In national terms, £13 million (as cited by Mr Drakeford) for an inquiry/review is not a huge sum if it ensures an ever-improving first class health service for Welsh people in the future. I don’t wish to be rude, but perhaps Mr Drakeford’s apparent obsession with costs do rather make him appear as a man who knows the cost of everything and the value of nothing. The Welsh people deserve a review/inquiry into their NHS.

Moreover, an NHS inquiry or a review would pay for itself in the long term by creating more efficient systems (and ones which would not need hundreds of millions to be spent on private consultants – which is what the Welsh government does at the moment). It would improve staff morale too, in my opinion.

Mr Drakeford states that “inquiries by their very nature focus on looking back and can hinder any progress with ongoing continuous improvement.” This is a very odd point to make – after all, the entire legal system is based on looking back at evidence for wrong-doing, negligence, error etc, yet that does not make it hinder present and future improvement in law enforcement, surely?
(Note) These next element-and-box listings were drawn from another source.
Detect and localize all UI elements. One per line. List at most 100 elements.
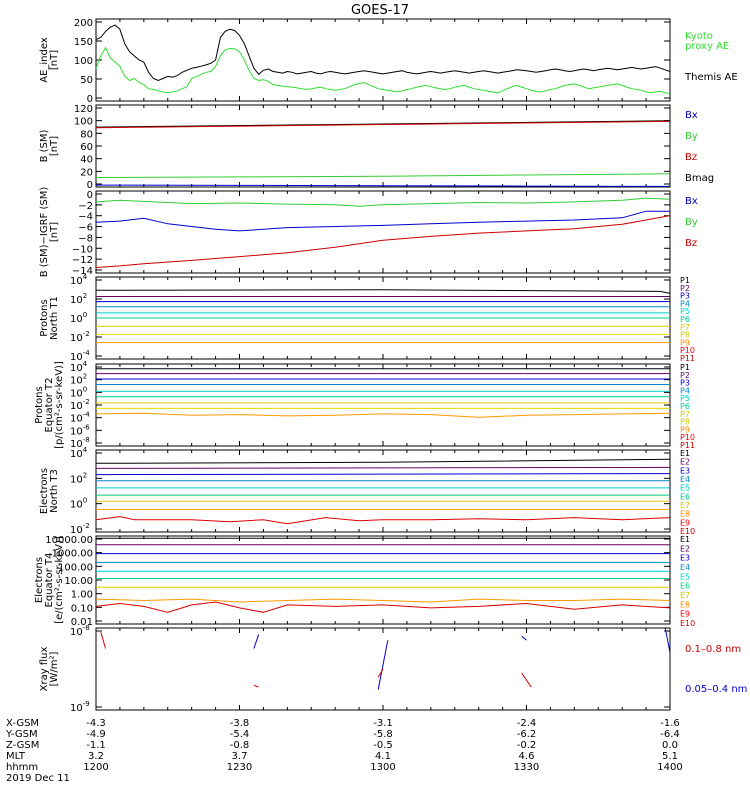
y-axis-label: Equator T4 <box>44 553 55 608</box>
legend-entry: E2 <box>680 544 690 553</box>
y-tick-exponent: -2 <box>83 330 90 338</box>
y-tick-label: 80 <box>80 129 93 140</box>
legend-entry: E6 <box>680 492 690 501</box>
x-axis-value: 4.6 <box>519 751 535 762</box>
series-line <box>95 466 671 469</box>
series-line <box>95 516 671 525</box>
x-axis-value: 1230 <box>227 762 252 773</box>
x-axis-value: 3.7 <box>232 751 248 762</box>
panel-frame <box>95 363 671 447</box>
legend-entry: 0.05–0.4 nm <box>685 684 747 695</box>
y-axis-label: [nT] <box>49 50 60 70</box>
xray-segment <box>521 635 527 641</box>
y-tick-label: 10-4 <box>70 349 90 363</box>
y-tick-label: −6 <box>78 223 93 234</box>
y-tick-exponent: -4 <box>83 411 91 419</box>
legend-entry: E9 <box>680 518 690 527</box>
y-tick-label: 104 <box>70 446 88 460</box>
plot-date: 2019 Dec 11 <box>6 773 70 784</box>
y-tick-label: 1000.00 <box>52 549 93 560</box>
legend-entry: By <box>685 217 698 228</box>
x-axis-value: -4.9 <box>86 729 106 740</box>
panel-bigrf: 0−2−4−6−8−10−12−14 B (SM)−IGRF (SM) [nT] Bx… <box>39 187 698 278</box>
y-tick-label: 10000.00 <box>45 535 93 546</box>
y-axis-label: AE_index <box>39 37 50 83</box>
y-tick-label: 120 <box>74 104 93 115</box>
y-tick-label: 0 <box>87 190 93 201</box>
plot-title: GOES-17 <box>351 3 409 18</box>
legend-entry: E5 <box>680 572 690 581</box>
y-tick-label: −4 <box>78 212 93 223</box>
legend-entry: proxy AE <box>685 41 729 52</box>
series-line <box>95 289 671 294</box>
y-tick-exponent: 4 <box>83 360 88 368</box>
legend-entry: Bmag <box>685 173 714 184</box>
x-axis-value: -1.6 <box>660 718 680 729</box>
y-tick-label: 10.00 <box>64 576 93 587</box>
legend-entry: P8 <box>680 331 690 340</box>
y-tick-label: −14 <box>72 266 93 277</box>
xray-segment <box>377 668 384 678</box>
legend-entry: E1 <box>680 449 690 458</box>
y-tick-exponent: 4 <box>83 273 88 281</box>
legend-entry: Kyoto <box>685 31 713 42</box>
series-line <box>95 601 671 613</box>
y-axis-label: B (SM) <box>39 129 50 162</box>
y-axis-label: North T3 <box>49 469 60 513</box>
x-axis-value: -5.8 <box>373 729 393 740</box>
y-tick-label: 10-8 <box>70 624 90 638</box>
x-axis-row-label: Z-GSM <box>6 740 39 751</box>
x-axis-value: 4.1 <box>375 751 391 762</box>
panel-frame <box>95 535 671 625</box>
legend-entry: P11 <box>680 441 695 450</box>
y-tick-exponent: -2 <box>83 522 90 530</box>
legend-entry: P2 <box>680 284 690 293</box>
legend-entry: P4 <box>680 386 690 395</box>
legend-entry: E7 <box>680 501 690 510</box>
y-tick-exponent: 0 <box>83 497 87 505</box>
x-axis-value: 1200 <box>83 762 108 773</box>
series-line <box>95 24 671 82</box>
legend-entry: E10 <box>680 619 695 628</box>
y-tick-label: 40 <box>80 155 93 166</box>
y-tick-label: 100 <box>70 497 87 511</box>
y-tick-label: 200 <box>74 18 93 29</box>
series-line <box>95 598 671 603</box>
series-line <box>95 458 671 464</box>
legend-entry: Themis AE <box>684 72 738 83</box>
y-tick-label: 0.01 <box>71 617 93 628</box>
y-tick-label: 0.10 <box>71 603 93 614</box>
xray-segment <box>664 627 671 653</box>
legend-entry: E7 <box>680 591 690 600</box>
x-axis-value: -3.8 <box>230 718 250 729</box>
series-line <box>95 412 671 418</box>
x-axis-value: 1300 <box>370 762 395 773</box>
y-axis-label: Electrons <box>39 468 50 514</box>
legend-entry: P3 <box>680 292 690 301</box>
series-line <box>95 184 671 187</box>
legend-entry: P2 <box>680 371 690 380</box>
legend-entry: E1 <box>680 535 690 544</box>
legend-entry: P10 <box>680 433 695 442</box>
y-tick-exponent: 4 <box>83 446 88 454</box>
x-axis-value: -5.4 <box>230 729 250 740</box>
y-tick-exponent: -8 <box>83 624 90 632</box>
y-tick-exponent: -2 <box>83 398 90 406</box>
legend-entry: P5 <box>680 307 690 316</box>
x-axis-value: -3.1 <box>373 718 393 729</box>
y-tick-label: −8 <box>78 233 93 244</box>
x-axis-value: -4.3 <box>86 718 106 729</box>
series-line <box>95 215 671 268</box>
legend-entry: P8 <box>680 418 690 427</box>
y-tick-label: 100 <box>74 117 93 128</box>
y-tick-exponent: -4 <box>83 349 91 357</box>
y-tick-label: 0 <box>87 94 93 105</box>
legend-entry: E3 <box>680 554 690 563</box>
legend-entry: P4 <box>680 299 690 308</box>
legend-entry: P5 <box>680 394 690 403</box>
y-axis-label: Equator T2 <box>44 378 55 433</box>
series-line <box>95 210 670 232</box>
But if Mr Drakeford feels inquiries are such a waste of time, maybe he should spend some time with those who fought hard and long for the inquiries into Mid-Staffs, Hillsborough, or the murder of Stephen Lawrence and ask them why they wasted their time and money.
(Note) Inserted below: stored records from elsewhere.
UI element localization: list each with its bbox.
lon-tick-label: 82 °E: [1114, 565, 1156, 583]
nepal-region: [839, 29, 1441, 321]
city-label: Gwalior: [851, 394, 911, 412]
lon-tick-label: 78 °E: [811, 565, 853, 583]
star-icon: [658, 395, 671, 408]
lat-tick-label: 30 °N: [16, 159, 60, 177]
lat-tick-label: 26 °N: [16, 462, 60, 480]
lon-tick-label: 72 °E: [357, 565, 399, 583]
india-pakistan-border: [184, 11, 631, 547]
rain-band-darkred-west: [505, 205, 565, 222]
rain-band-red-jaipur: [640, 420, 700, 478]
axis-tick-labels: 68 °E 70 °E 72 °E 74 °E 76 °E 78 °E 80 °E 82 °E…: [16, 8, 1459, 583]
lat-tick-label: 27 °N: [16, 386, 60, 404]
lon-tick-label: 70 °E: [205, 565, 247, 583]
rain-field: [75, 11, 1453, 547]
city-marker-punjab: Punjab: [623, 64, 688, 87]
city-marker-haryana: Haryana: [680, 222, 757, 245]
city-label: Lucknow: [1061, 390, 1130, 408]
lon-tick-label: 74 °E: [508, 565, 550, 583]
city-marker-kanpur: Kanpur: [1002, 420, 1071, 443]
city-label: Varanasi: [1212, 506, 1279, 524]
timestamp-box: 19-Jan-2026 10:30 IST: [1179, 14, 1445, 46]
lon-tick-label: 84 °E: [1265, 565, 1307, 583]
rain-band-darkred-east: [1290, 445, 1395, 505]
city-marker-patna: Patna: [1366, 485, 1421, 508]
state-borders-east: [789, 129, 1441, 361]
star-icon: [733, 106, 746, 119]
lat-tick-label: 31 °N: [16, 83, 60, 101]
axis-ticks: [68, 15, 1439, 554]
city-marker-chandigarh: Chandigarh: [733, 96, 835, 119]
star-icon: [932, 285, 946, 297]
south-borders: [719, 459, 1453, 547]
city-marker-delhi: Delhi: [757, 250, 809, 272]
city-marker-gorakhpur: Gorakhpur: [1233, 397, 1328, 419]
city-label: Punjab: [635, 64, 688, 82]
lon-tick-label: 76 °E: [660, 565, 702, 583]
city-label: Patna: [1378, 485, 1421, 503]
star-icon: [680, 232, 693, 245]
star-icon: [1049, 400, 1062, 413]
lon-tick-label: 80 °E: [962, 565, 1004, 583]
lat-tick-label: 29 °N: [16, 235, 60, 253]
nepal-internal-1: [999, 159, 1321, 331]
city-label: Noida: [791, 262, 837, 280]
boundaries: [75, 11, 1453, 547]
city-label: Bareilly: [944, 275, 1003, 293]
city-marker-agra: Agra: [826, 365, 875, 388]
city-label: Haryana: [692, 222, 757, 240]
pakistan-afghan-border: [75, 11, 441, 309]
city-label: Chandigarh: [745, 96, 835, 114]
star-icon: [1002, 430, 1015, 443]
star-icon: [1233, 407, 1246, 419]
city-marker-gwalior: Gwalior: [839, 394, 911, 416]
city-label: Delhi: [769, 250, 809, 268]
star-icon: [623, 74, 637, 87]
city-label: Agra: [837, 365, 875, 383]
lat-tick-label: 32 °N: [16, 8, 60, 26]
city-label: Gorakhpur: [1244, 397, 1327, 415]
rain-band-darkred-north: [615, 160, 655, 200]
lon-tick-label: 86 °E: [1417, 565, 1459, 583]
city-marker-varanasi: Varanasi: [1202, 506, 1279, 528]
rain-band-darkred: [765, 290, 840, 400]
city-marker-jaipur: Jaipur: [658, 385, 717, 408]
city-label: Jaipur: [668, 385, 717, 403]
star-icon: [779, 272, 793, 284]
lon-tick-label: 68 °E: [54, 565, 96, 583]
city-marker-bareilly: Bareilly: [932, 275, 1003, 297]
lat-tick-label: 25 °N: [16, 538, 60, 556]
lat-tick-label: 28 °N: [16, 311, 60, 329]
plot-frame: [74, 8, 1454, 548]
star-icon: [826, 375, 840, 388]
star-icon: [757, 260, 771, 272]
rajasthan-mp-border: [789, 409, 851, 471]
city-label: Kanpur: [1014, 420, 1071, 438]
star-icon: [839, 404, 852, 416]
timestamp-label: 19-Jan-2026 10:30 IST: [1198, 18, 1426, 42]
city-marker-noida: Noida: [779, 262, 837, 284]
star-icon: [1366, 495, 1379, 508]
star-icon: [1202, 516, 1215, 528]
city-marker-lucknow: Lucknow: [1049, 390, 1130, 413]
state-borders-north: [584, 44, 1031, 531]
Some further relevant points:

There are more – many more – points which can be made about disgracefully long waiting times in Wales for operations and tests, ambulance arrival times, and targets being continually missed in many areas – and by margins much higher than in England when targets are missed there.
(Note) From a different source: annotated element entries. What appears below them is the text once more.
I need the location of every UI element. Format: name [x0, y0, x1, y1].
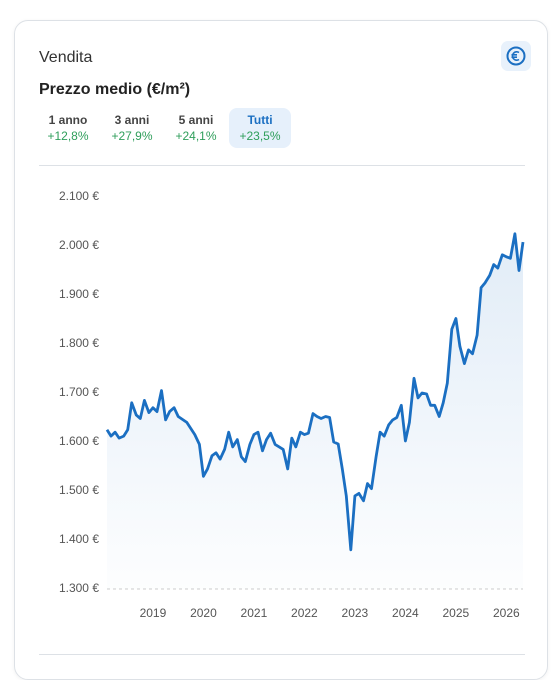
y-tick-label: 1.800 €	[59, 336, 99, 350]
area	[107, 233, 523, 590]
x-tick-label: 2019	[140, 606, 167, 620]
period-tab[interactable]: Tutti +23,5%	[229, 108, 291, 148]
section-title: Prezzo medio (€/m²)	[39, 81, 191, 98]
tab-label: 5 anni	[178, 113, 214, 127]
period-tab[interactable]: 5 anni +24,1%	[165, 108, 227, 148]
y-tick-label: 2.000 €	[59, 238, 99, 252]
tab-change: +24,1%	[175, 129, 217, 143]
y-tick-label: 1.500 €	[59, 483, 99, 497]
tab-label: Tutti	[247, 113, 273, 127]
card: Vendita Prezzo medio (€/m²) 1 anno +12,8%…	[14, 20, 548, 680]
y-tick-label: 1.400 €	[59, 532, 99, 546]
x-tick-label: 2020	[190, 606, 217, 620]
x-tick-label: 2026	[493, 606, 520, 620]
tab-change: +27,9%	[111, 129, 153, 143]
x-tick-label: 2022	[291, 606, 318, 620]
x-tick-label: 2023	[342, 606, 369, 620]
x-tick-label: 2025	[443, 606, 470, 620]
x-tick-label: 2024	[392, 606, 419, 620]
price-line	[105, 232, 525, 552]
x-tick-label: 2021	[241, 606, 268, 620]
period-tab[interactable]: 1 anno +12,8%	[37, 108, 99, 148]
period-tab[interactable]: 3 anni +27,9%	[101, 108, 163, 148]
currency-button[interactable]	[501, 41, 531, 71]
section-kicker: Vendita	[39, 49, 93, 66]
y-tick-label: 1.700 €	[59, 385, 99, 399]
y-tick-label: 1.900 €	[59, 287, 99, 301]
divider	[39, 654, 525, 655]
y-tick-label: 1.600 €	[59, 434, 99, 448]
euro-icon	[506, 46, 526, 66]
y-tick-label: 2.100 €	[59, 189, 99, 203]
divider	[39, 165, 525, 166]
tabs: 1 anno +12,8% 3 anni +27,9% 5 anni +24,1% Tutt…	[37, 108, 291, 148]
tab-change: +12,8%	[47, 129, 89, 143]
tab-label: 3 anni	[114, 113, 150, 127]
tab-label: 1 anno	[48, 113, 88, 127]
tab-change: +23,5%	[239, 129, 281, 143]
y-tick-label: 1.300 €	[59, 581, 99, 595]
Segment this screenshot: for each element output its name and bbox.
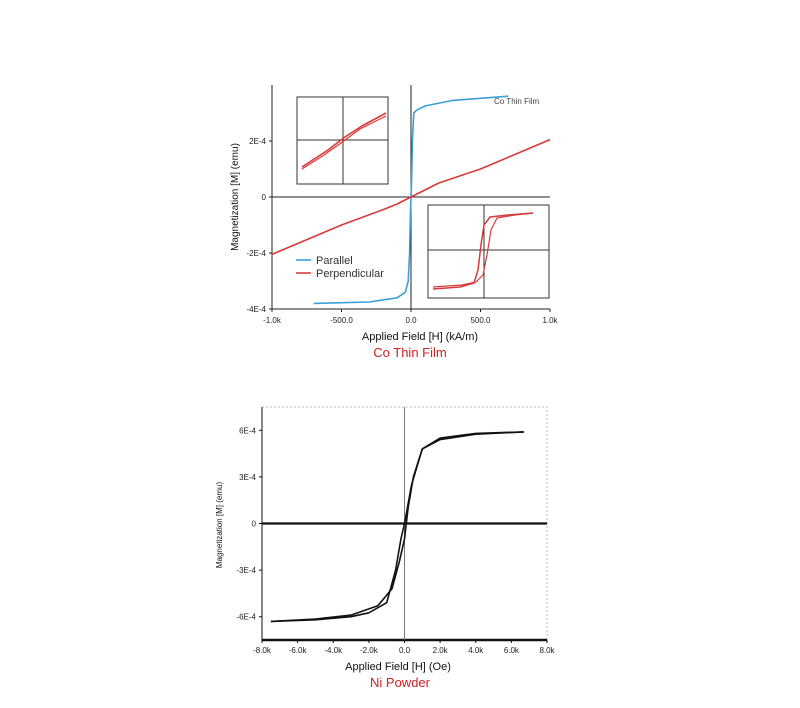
chart1-x-tick-label: 0.0 (405, 316, 417, 325)
chart1-series-perpendicular (271, 138, 551, 256)
chart1-legend: Parallel Perpendicular (296, 255, 384, 280)
inset1-loop-upper (301, 112, 387, 168)
chart1-caption: Co Thin Film (373, 345, 446, 360)
chart-co-thin-film: 2E-4 0 -2E-4 -4E-4 -1.0k -500.0 0.0 500.0 1.0k C… (230, 85, 559, 360)
chart2-x-tick-label: 6.0k (504, 646, 520, 655)
chart2-x-tick-label: 4.0k (468, 646, 484, 655)
inset2-loop-branch-a (432, 212, 534, 290)
chart2-x-axis-label: Applied Field [H] (Oe) (345, 661, 451, 673)
chart2-series (270, 431, 524, 623)
legend-label-perpendicular: Perpendicular (316, 268, 384, 280)
chart2-y-tick-label: 3E-4 (239, 473, 256, 482)
chart1-x-tick-label: 500.0 (470, 316, 491, 325)
chart1-x-axis-label: Applied Field [H] (kA/m) (362, 331, 478, 343)
chart2-x-tick-label: 8.0k (539, 646, 555, 655)
chart2-x-tick-label: -2.0k (360, 646, 379, 655)
chart2-caption: Ni Powder (370, 675, 431, 690)
chart1-inset-lower-right (427, 204, 550, 299)
chart1-y-tick-label: -2E-4 (246, 249, 266, 258)
chart2-x-tick-label: 2.0k (433, 646, 449, 655)
chart1-series (271, 95, 551, 305)
chart1-y-tick-label: 0 (262, 193, 267, 202)
chart1-annotation: Co Thin Film (494, 97, 540, 106)
chart1-y-tick-label: -4E-4 (246, 305, 266, 314)
chart1-x-tick-label: -1.0k (263, 316, 282, 325)
chart2-y-tick-label: 6E-4 (239, 426, 256, 435)
chart1-tick-labels: 2E-4 0 -2E-4 -4E-4 -1.0k -500.0 0.0 500.0 1.0k (246, 137, 558, 325)
chart2-series-branch-2 (270, 431, 524, 623)
chart-ni-powder: 6E-4 3E-4 0 -3E-4 -6E-4 -8.0k -6.0k -4.0k -2.0k 0… (215, 406, 556, 690)
inset2-loop-branch-b (432, 212, 534, 288)
chart1-x-tick-label: 1.0k (542, 316, 558, 325)
chart2-x-tick-label: -4.0k (324, 646, 343, 655)
chart2-x-tick-label: -8.0k (253, 646, 272, 655)
legend-label-parallel: Parallel (316, 255, 353, 267)
chart1-x-tick-label: -500.0 (330, 316, 353, 325)
chart1-y-tick-label: 2E-4 (249, 137, 266, 146)
chart1-inset-upper-left (296, 96, 389, 185)
chart2-y-tick-label: -6E-4 (236, 613, 256, 622)
inset1-loop-lower (301, 115, 387, 170)
chart2-y-tick-label: 0 (252, 520, 257, 529)
chart2-tick-labels: 6E-4 3E-4 0 -3E-4 -6E-4 -8.0k -6.0k -4.0k -2.0k 0… (236, 426, 555, 655)
inset2-frame (427, 204, 550, 299)
chart2-series-branch-1 (270, 431, 524, 623)
chart2-y-axis-label: Magnetization [M] (emu) (215, 482, 224, 569)
chart2-x-tick-label: 0.0 (399, 646, 411, 655)
chart1-y-axis-label: Magnetization [M] (emu) (230, 143, 241, 251)
chart2-x-tick-label: -6.0k (289, 646, 308, 655)
chart2-y-tick-label: -3E-4 (236, 566, 256, 575)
I do understand that health services everywhere are under great pressure for multifarious reasons. I would also like to say that I fully support the Welsh NHS and staff within it, and that is why I started my whole campaign for an inquiry or review into our NHS – so any argument that aims to silence all criticism or brand all campaigners as anti-NHS is, frankly, inaccurate and dishonest.

At this point, I would just like to say that I utterly disassociate myself from those health campaigns and campaigners who launch personal, sometimes abusive ad hominem attacks on Mr Drakeford or others from the Welsh government – or, indeed, NHS staff and managers. I always play the ball, not the man. I also still have faith that eventually, possibly because of electoral results, the Welsh government will one day commission an inquiry, or at least a review, into the Welsh NHS.

I think it a shame, actually, that the proposed Welsh NHS Commission – (which I cautiously welcomed, and which was at least partly a result of pressure put on the Welsh government by me and many other health campaigners) – will not now be going ahead. Having said that, the timing was awful, what with a UK election just weeks away and a Welsh Assembly election next year. The suspicion was obviously that this was a Labour attempt to defuse and water down the issue before these elections (it may well have worked fine in 2013 or even 2014, as would an inquiry/review – in the manner of the 2013 Keogh review in England).

I hope that things will improve in the Welsh NHS. However, almost every single set of statistics which are released show the Welsh NHS to be the worst in the UK and getting worse too. To live in a state of denial about that is just plain wrong. An independent review or inquiry would stop this issue being the party political football it has unfortunately now become. I can see no other way forward.

One final question I would like to put to Mr Drakeford – and, indeed, the First Minister – and it’s this:

Will you be attending the funerals of all those who die as a direct result of the Welsh government’s refusal to commission an inquiry into the Welsh NHS and their failure to fund it adequately?

Many thanks in advance for the opportunity to state my views at this Petitions Committee.